Janáček philharmonic OstravaKoncertyM3 New Year’s Concert III

12. 01. 2024
19:00 p.m.
Kino Vesmír
from 450 CZK

M3 New Year’s Concert III

The Janáček Philharmonic will welcome the New Year with the most popular Czech opera, a position held by Bedřich Smetana’s Bartered Bride since its premiere. Also fragments from the opera Julietta by Bohuslav Martinů and the New World Symphony by Antonín Dvořák.


Bedřich Smetana
The Bartered Bride, overture to the opera

Bohuslav Martinů
Fragment from the opera Julietta H 253A1

Antonín Dvořák
Symphony No. 9 in E minor, Op. 95 B 178 “From the New World”


Kateřina Kněžíková – soprano
Richard Samek – tenor
Jiří Hájek – baritone
Janáček Philharmonic Ostrava
Vassily Sinaisky – Chief Conductor of the JPO


The Janáček Philharmonic will celebrate the arrival of the New Year with works by three Czech musical giants. Bedřich Smetana’s The Bartered Bride has held its position as the most popular Czech opera since its premiere in 1866. The spectacular, Mozart-like, sparkling and in the true sense virtuoso overture is still one of the favourite performances of Czech and international orchestras.
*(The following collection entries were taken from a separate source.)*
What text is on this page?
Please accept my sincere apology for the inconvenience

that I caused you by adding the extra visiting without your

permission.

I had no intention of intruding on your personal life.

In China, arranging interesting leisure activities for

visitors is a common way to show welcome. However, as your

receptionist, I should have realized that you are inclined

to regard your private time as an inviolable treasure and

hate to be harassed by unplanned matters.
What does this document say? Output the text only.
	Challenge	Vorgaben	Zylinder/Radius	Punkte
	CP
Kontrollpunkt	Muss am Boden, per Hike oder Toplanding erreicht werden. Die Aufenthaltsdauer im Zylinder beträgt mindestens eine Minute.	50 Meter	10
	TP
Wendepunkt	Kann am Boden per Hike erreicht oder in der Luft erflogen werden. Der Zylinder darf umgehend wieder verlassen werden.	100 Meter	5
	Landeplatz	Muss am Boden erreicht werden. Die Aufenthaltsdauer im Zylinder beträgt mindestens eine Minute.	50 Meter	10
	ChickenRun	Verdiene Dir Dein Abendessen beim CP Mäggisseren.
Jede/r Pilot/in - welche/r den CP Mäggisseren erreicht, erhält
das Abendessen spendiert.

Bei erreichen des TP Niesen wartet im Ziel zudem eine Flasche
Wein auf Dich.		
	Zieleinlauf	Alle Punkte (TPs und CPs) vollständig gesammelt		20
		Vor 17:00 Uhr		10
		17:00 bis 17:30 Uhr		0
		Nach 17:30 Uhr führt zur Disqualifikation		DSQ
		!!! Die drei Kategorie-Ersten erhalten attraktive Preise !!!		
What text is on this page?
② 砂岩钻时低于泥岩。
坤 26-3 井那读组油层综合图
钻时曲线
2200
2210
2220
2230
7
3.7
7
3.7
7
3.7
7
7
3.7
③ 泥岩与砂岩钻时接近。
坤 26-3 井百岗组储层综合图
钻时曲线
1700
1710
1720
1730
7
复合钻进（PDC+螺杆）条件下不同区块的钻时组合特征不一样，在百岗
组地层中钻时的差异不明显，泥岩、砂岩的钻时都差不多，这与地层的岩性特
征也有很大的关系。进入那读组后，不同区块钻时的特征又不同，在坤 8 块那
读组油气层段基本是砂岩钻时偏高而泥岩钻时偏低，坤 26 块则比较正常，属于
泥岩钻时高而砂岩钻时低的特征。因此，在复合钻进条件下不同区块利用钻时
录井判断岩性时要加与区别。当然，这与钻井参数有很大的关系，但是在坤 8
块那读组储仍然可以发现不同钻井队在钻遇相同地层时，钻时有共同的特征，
Fragments from Bohuslav Martinů’s Juliette present a cross-section of the work, which the composer created in 1939 for a performance on Paris radio. The surrealistic libretto by French playwright and poet Georges Neveux brings us into the illusionary world of bookseller Michel and his unreachable femme fatale named Juliette. The second of the fragments is a dreamlike image of a forest, where Michel’s real memories clash with Juliette’s fantastical imagery. The scene shows how thin the line between reality and fiction can be.

By creating the New World Symphony, Antonín Dvořák gave birth to one of his most profound and beautiful compositions. The work was composed during Dvořák’s American stay in 1893 and reflects not only impressions of American nature and lifestyle but also inspiration from African American and Native American folk music. The lively musicality brought the work extraordinary success. The moving melody of the English horn in the Largo of the second movement has become one of the most famous in the world of symphonic literature.